How MRI Scans Work
An MRI (Magnetic Resonance Imaging) scan is a type of scan using changing magnetic fields to produce a 3D picture inside your body.
The scanner is linked to a computer that takes information from the scanner and creates this image which is then analyzed by one of our radiologists.
Prior to your scan you make be asked to fast for 2-6 hours depending on your procedure. At the time of your appointment you will be asked to complete an extensive safety consent form. It is very important that this is answered correctly. If you need assistance please ask our friendly staff to help you fill this in.
On the day of the exam, you will be require to get changed into a gown and remove all metal items from your person prior to entering the MRI room.
During the scan the technician will place a device called a coil around the anatomy to be imaged. The scan is painless and you may feel a slight warm sensation in the area being imaged.
You will be given a communication button to alert the technician. An MRI scan is very noisy while taking the pictures. Hearing protection is compulsory for all patients. Often music can be played through these headphones so feel free to bring your favourite CD to help you thought the test.
An MRI scan typically takes between 10-60mins to perform with most examination in the 15-20min range.
On completion of the procedure the pictures are processed and transmitted to the Radiologist, who will then examine the films and send a report to your referring doctor.
MRI scans use radio waves to produce the image. The waves are similar to normal radio station waves in the environment. They have no ionising radiation component and are very safe.
An MRI scanner is a very strong magnet ranging from 15000 – 30000 gauss. A fridge magnet is approximately 5 gauss. For this reason extreme care must be taken by the radiology staff to ensure that no magnetic items including implanted items enter the MRI room.
Some devices such as Pacemakers cannot enter a MRI room and as such you may be ruled out from having your procedure.
The safety questions asked by MRI staff are very important and for your safety must be answered correctly to avoid major injury or death.
No. The magnetic field only affects ferrous magnetic metal. The MRI technician will advise you if there is any concerns regarding your implanted devices.
1 in 10 people are naturally claustrophobic. MRI technicians are well trained to look after you and have multiple ways of assisting you throughout the test. The current MRI machines are much better suited to claustrophobic patients then machines of yesteryear. They are all well-lit and have their own air-conditioning supply.
Our system is 70cm wide and patients can be potentially scanned up to 200KG so there is significant room inside the machine. The tunnel is much shorter allowing in some cases your head not to be in the machine and scans can be performed very quickly if need be (less than 10min).
If you have significant concerns please discuss with your doctor prior to attending your MRI as they may be able to prescribe medication to assist your scan.
Some procedures require an injection of Gadolinium to help delineate some structures or diseases within the body.
Gadolinium is very safe and has no correlation to iodine used in CT scans.

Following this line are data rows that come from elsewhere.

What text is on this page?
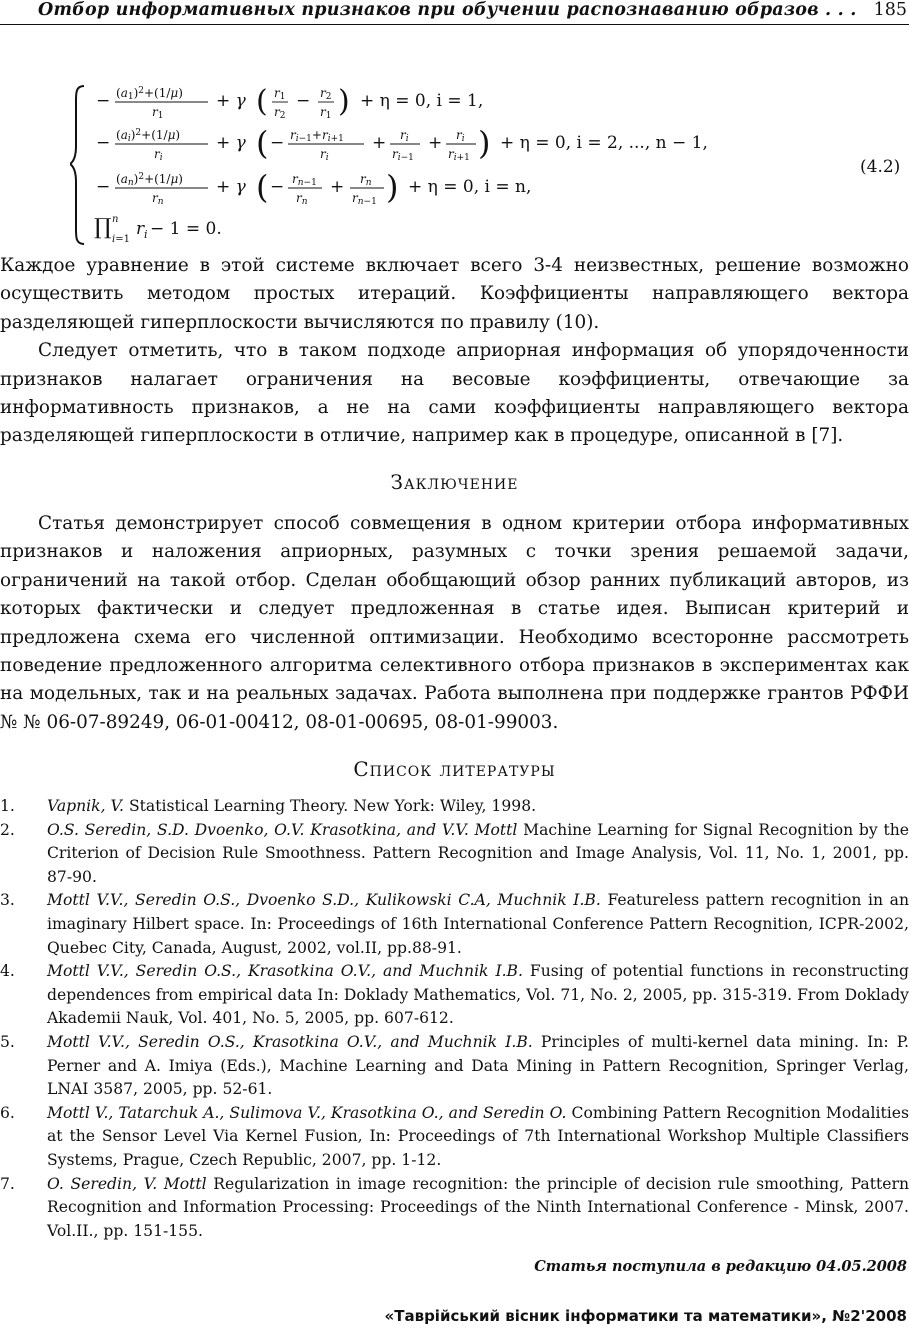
Отбор информативных признаков при обучении распознаванию образов . . . 185
− $(a1)^2+(1/\mu)$
r1
+ γ ( r1
r2
− r2
r1 ) + η = 0, i = 1,
− (ai)$^2$+(1/μ)
ri
+ γ ( − ri−1+ri+1
ri
+ ri
ri−1
+ ri
ri+1 ) + η = 0, i = 2, ..., n − 1,
− (an)$^2$+(1/μ)
rn
+ γ ( − rn−1
rn
+ rn
rn−1 ) + η = 0, i = n,
∏ n
i=1
r i − 1 = 0.
(4.2)

Каждое уравнение в этой системе включает всего 3-4 неизвестных, решение возможно осуществить методом простых итераций. Коэффициенты направляющего вектора разделяющей гиперплоскости вычисляются по правилу (10).

Следует отметить, что в таком подходе априорная информация об упорядоченности признаков налагает ограничения на весовые коэффициенты, отвечающие за информативность признаков, а не на сами коэффициенты направляющего вектора разделяющей гиперплоскости в отличие, например как в процедуре, описанной в [7].

Заключение

Статья демонстрирует способ совмещения в одном критерии отбора информативных признаков и наложения априорных, разумных с точки зрения решаемой задачи, ограничений на такой отбор. Сделан обобщающий обзор ранних публикаций авторов, из которых фактически и следует предложенная в статье идея. Выписан критерий и предложена схема его численной оптимизации. Необходимо всесторонне рассмотреть поведение предложенного алгоритма селективного отбора признаков в экспериментах как на модельных, так и на реальных задачах. Работа выполнена при поддержке грантов РФФИ № № 06-07-89249, 06-01-00412, 08-01-00695, 08-01-99003.

Список литературы

1. Vapnik, V. Statistical Learning Theory. New York: Wiley, 1998.

2. O.S. Seredin, S.D. Dvoenko, O.V. Krasotkina, and V.V. Mottl Machine Learning for Signal Recognition by the Criterion of Decision Rule Smoothness. Pattern Recognition and Image Analysis, Vol. 11, No. 1, 2001, pp. 87-90.

3. Mottl V.V., Seredin O.S., Dvoenko S.D., Kulikowski C.A, Muchnik I.B. Featureless pattern recognition in an imaginary Hilbert space. In: Proceedings of 16th International Conference Pattern Recognition, ICPR-2002, Quebec City, Canada, August, 2002, vol.II, pp.88-91.

4. Mottl V.V., Seredin O.S., Krasotkina O.V., and Muchnik I.B. Fusing of potential functions in reconstructing dependences from empirical data In: Doklady Mathematics, Vol. 71, No. 2, 2005, pp. 315-319. From Doklady Akademii Nauk, Vol. 401, No. 5, 2005, pp. 607-612.

5. Mottl V.V., Seredin O.S., Krasotkina O.V., and Muchnik I.B. Principles of multi-kernel data mining. In: P. Perner and A. Imiya (Eds.), Machine Learning and Data Mining in Pattern Recognition, Springer Verlag, LNAI 3587, 2005, pp. 52-61.

6. Mottl V., Tatarchuk A., Sulimova V., Krasotkina O., and Seredin O. Combining Pattern Recognition Modalities at the Sensor Level Via Kernel Fusion, In: Proceedings of 7th International Workshop Multiple Classifiers Systems, Prague, Czech Republic, 2007, pp. 1-12.

7. O. Seredin, V. Mottl Regularization in image recognition: the principle of decision rule smoothing, Pattern Recognition and Information Processing: Proceedings of the Ninth International Conference - Minsk, 2007. Vol.II., pp. 151-155.

Статья поступила в редакцию 04.05.2008
«Таврійський вісник інформатики та математики», №2'2008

In very rare cases it is possible to have an allergic reaction to this contrast. Radiology staff are well trained in dealing with these reaction and you must inform them of any possible issues after your injection including nausea, itchiness or tightness in your chest.
It is also important to inform the staff prior to your injection if you have diabetes, heart, kidney or thyroid problems as well as if you have had issues with contrast before.
MRI imaging produces small amounts of heat within the body while generating your pictures. For this reason we typically don’t perform MRI scan within the first trimester of pregnancy.
In the 2nd or 3rd trimester it is perfectly safe to have a MRI procedure. if you feel you may be pregnant or are actively trying to conceive, please discuss this with our MRI department at the time of booking.
The contrast given within MRI is a very safe and only a small amount is required. For this reason there are no problems with breastfeeding after your MRI contrast examination.
If you are concerned, however, you may express for 24hours to ensure that there is no gadolinium within the breast milk.
After the scan, a radiologist will perform a written report for your referring doctor. The reception staff will be able to inform you when this report will be ready so you can make an appropriate appointment.